Two steps. Five steps. He was deep inside now, crouched in the dark. He turned around, with difficulty, resisting the urge to press his back in panic against the low roof of the tunnel. Breathing hard, he looked back at the mouth of the tunnel, toward the light.
He saw a pair of sandaled feet approach the rim of the great tank. The man knelt down. Yashim could see his knees, and the arm reaching into the tank. The man stood up. He began to move along the rim of the tank as Yashim had done moments before. He took a step down, and stopped. After a moment he moved on, disappearing from view.
The man was coming down the basins like a semicircular flight of stairs, stopping and opening the little pipes as he came.
Yashim took several steps backward, shrinking farther into the darkness of the tunnel.
As he watched, an orange light began to flicker against the side wall, close to the opening. He had not realized that the man was carrying a torch.
Yashim’s mind raced, riffling through a pack of images. He saw the boy waiting for his father on the low, stone wall.
He saw the sun setting. The boy at the door of the siphon, calling his father’s name. A little hand closing around a silver ball. A dented little hollow ball like the one that had fallen from the spigot just minutes before. It seemed an age.
Yashim worked himself around, facing the darkness. Feeling the horror of a light at his back. Feeling the weight of the tunnel on his bent neck.
He put out his hands, touched the rough masonry on either side, and began to creep forward into the dark.
79
Faisal al-Mehmed nodded his head gently at the faithful as they slipped off their shoes and proceeded, in chattering groups, into the Great Mosque for prayer. For himself, he wished that they did not chat so much; he wished, above all, that they had washed themselves in the fountain before they took the step of entering the holy precinct-but there it was, he was an old man and people had changed. Maybe, he told himself, every old man believes that the people have changed; but maybe every old man is right. For every generation from the Prophet (peace be on him) did seem to be doomed to be less reverent than the next. After the Prophet (peace be on him) came four men who were good men, and great warriors, men who had expanded the Domain of Peace beyond all limits-and yet they were men, and had died at the hands of men, and at the end of the four there had come confusion, and divisions within their house.

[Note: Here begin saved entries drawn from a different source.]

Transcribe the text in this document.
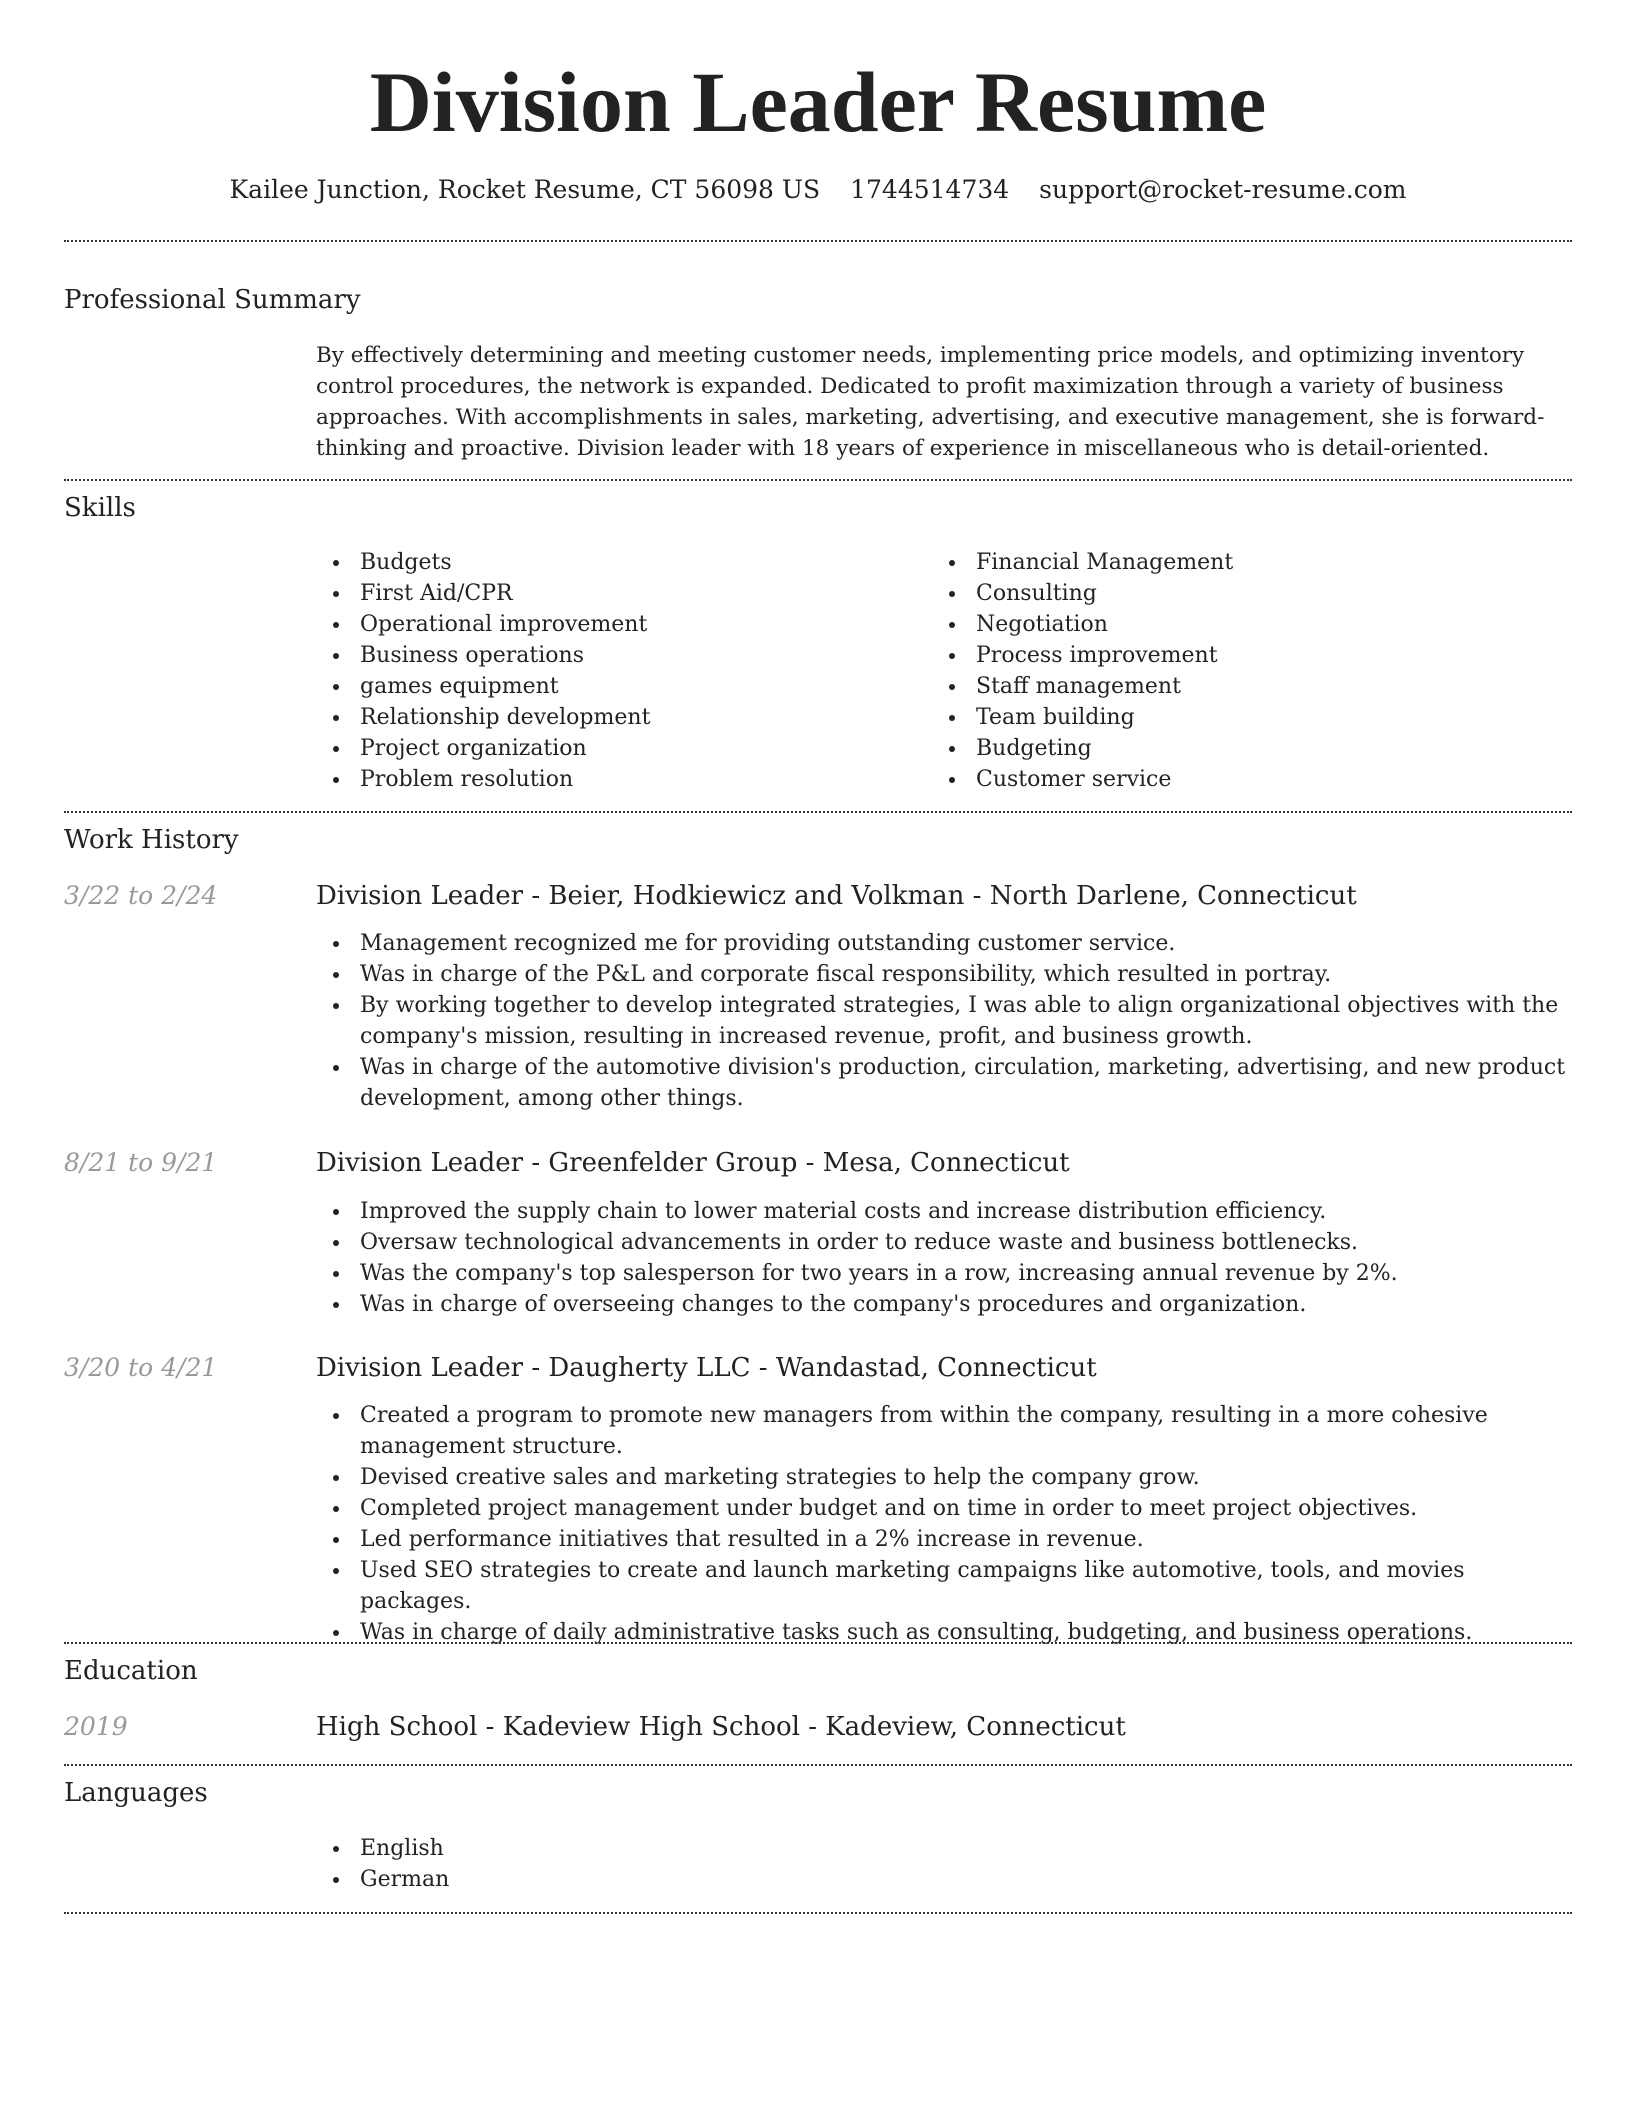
Division Leader Resume
Kailee Junction, Rocket Resume, CT 56098 US 1744514734 support@rocket-resume.com
Professional Summary

By effectively determining and meeting customer needs, implementing price models, and optimizing inventory control procedures, the network is expanded. Dedicated to profit maximization through a variety of business approaches. With accomplishments in sales, marketing, advertising, and executive management, she is forward-thinking and proactive. Division leader with 18 years of experience in miscellaneous who is detail-oriented.

Skills
Budgets
First Aid/CPR
Operational improvement
Business operations
games equipment
Relationship development
Project organization
Problem resolution
Financial Management
Consulting
Negotiation
Process improvement
Staff management
Team building
Budgeting
Customer service
Work History
3/22 to 2/24	Division Leader - Beier, Hodkiewicz and Volkman - North Darlene, Connecticut
Management recognized me for providing outstanding customer service.
Was in charge of the P&L and corporate fiscal responsibility, which resulted in portray.
By working together to develop integrated strategies, I was able to align organizational objectives with the company's mission, resulting in increased revenue, profit, and business growth.
Was in charge of the automotive division's production, circulation, marketing, advertising, and new product development, among other things.
8/21 to 9/21	Division Leader - Greenfelder Group - Mesa, Connecticut
Improved the supply chain to lower material costs and increase distribution efficiency.
Oversaw technological advancements in order to reduce waste and business bottlenecks.
Was the company's top salesperson for two years in a row, increasing annual revenue by 2%.
Was in charge of overseeing changes to the company's procedures and organization.
3/20 to 4/21	Division Leader - Daugherty LLC - Wandastad, Connecticut
Created a program to promote new managers from within the company, resulting in a more cohesive management structure.
Devised creative sales and marketing strategies to help the company grow.
Completed project management under budget and on time in order to meet project objectives.
Led performance initiatives that resulted in a 2% increase in revenue.
Used SEO strategies to create and launch marketing campaigns like automotive, tools, and movies packages.
Was in charge of daily administrative tasks such as consulting, budgeting, and business operations.
Education
2019	High School - Kadeview High School - Kadeview, Connecticut
Languages
English
German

A Turk with a black mustache and a fez and a heavy belly kicked off his slippers and bent, awkwardly, to pick them up and hand them to Faisal al-Mehmed.
Faisal tucked them away. The fat man went into the mosque.

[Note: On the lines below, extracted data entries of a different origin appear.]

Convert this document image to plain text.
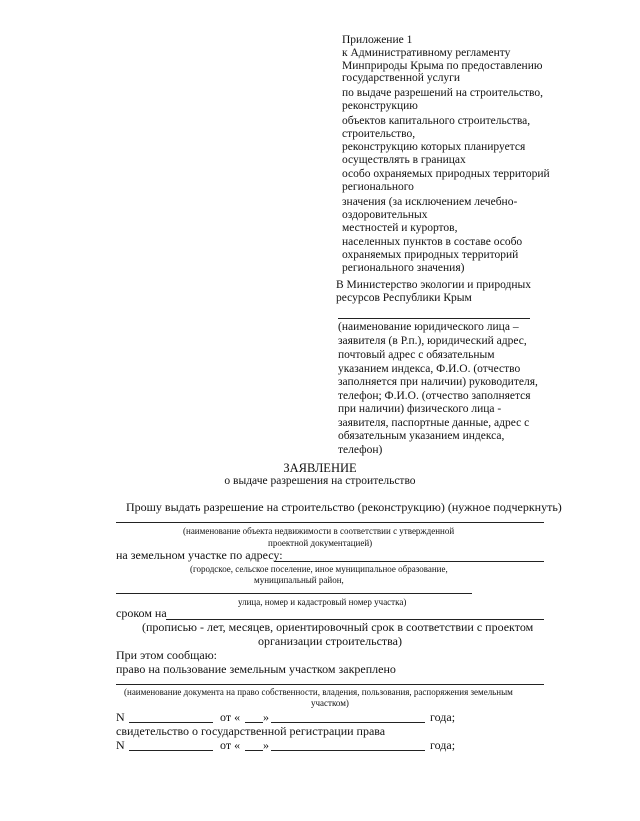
Приложение 1
к Административному регламенту
Минприроды Крыма по предоставлению
государственной услуги
по выдаче разрешений на строительство,
реконструкцию
объектов капитального строительства,
строительство,
реконструкцию которых планируется
осуществлять в границах
особо охраняемых природных территорий
регионального
значения (за исключением лечебно-
оздоровительных
местностей и курортов,
населенных пунктов в составе особо
охраняемых природных территорий
регионального значения)
В Министерство экологии и природных
ресурсов Республики Крым
(наименование юридического лица –
заявителя (в Р.п.), юридический адрес,
почтовый адрес с обязательным
указанием индекса, Ф.И.О. (отчество
заполняется при наличии) руководителя,
телефон; Ф.И.О. (отчество заполняется
при наличии) физического лица -
заявителя, паспортные данные, адрес с
обязательным указанием индекса,
телефон)
ЗАЯВЛЕНИЕ
о выдаче разрешения на строительство
Прошу выдать разрешение на строительство (реконструкцию) (нужное подчеркнуть)
(наименование объекта недвижимости в соответствии с утвержденной
проектной документацией)
на земельном участке по адресу:
(городское, сельское поселение, иное муниципальное образование,
муниципальный район,
улица, номер и кадастровый номер участка)
сроком на
(прописью - лет, месяцев, ориентировочный срок в соответствии с проектом
организации строительства)
При этом сообщаю:
право на пользование земельным участком закреплено
(наименование документа на право собственности, владения, пользования, распоряжения земельным
участком)
N	от « »	года;
свидетельство о государственной регистрации права
N	от « »	года;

Faisal al-Mehmed hoped the man would remove his fez. He himself wore a green turban, signal of his descent from the Prophet (peace be on him). When men saw the green turban, wherever it was, even far from the mosque, they would be reminded of the Prophet (peace be on him), and so they would adjust their behavior accordingly. A man could not be near a mosque every moment of his life, and Faisal was well aware that very few men could be close to his mosque, the greatest mosque in all Islam; some had traveled many miles, even across whole lands and peoples, to visit this place. But those who were descended from the line, wearing the green turban-they were legion. Their turban was a precept. And that was good, a blessing upon the faithful.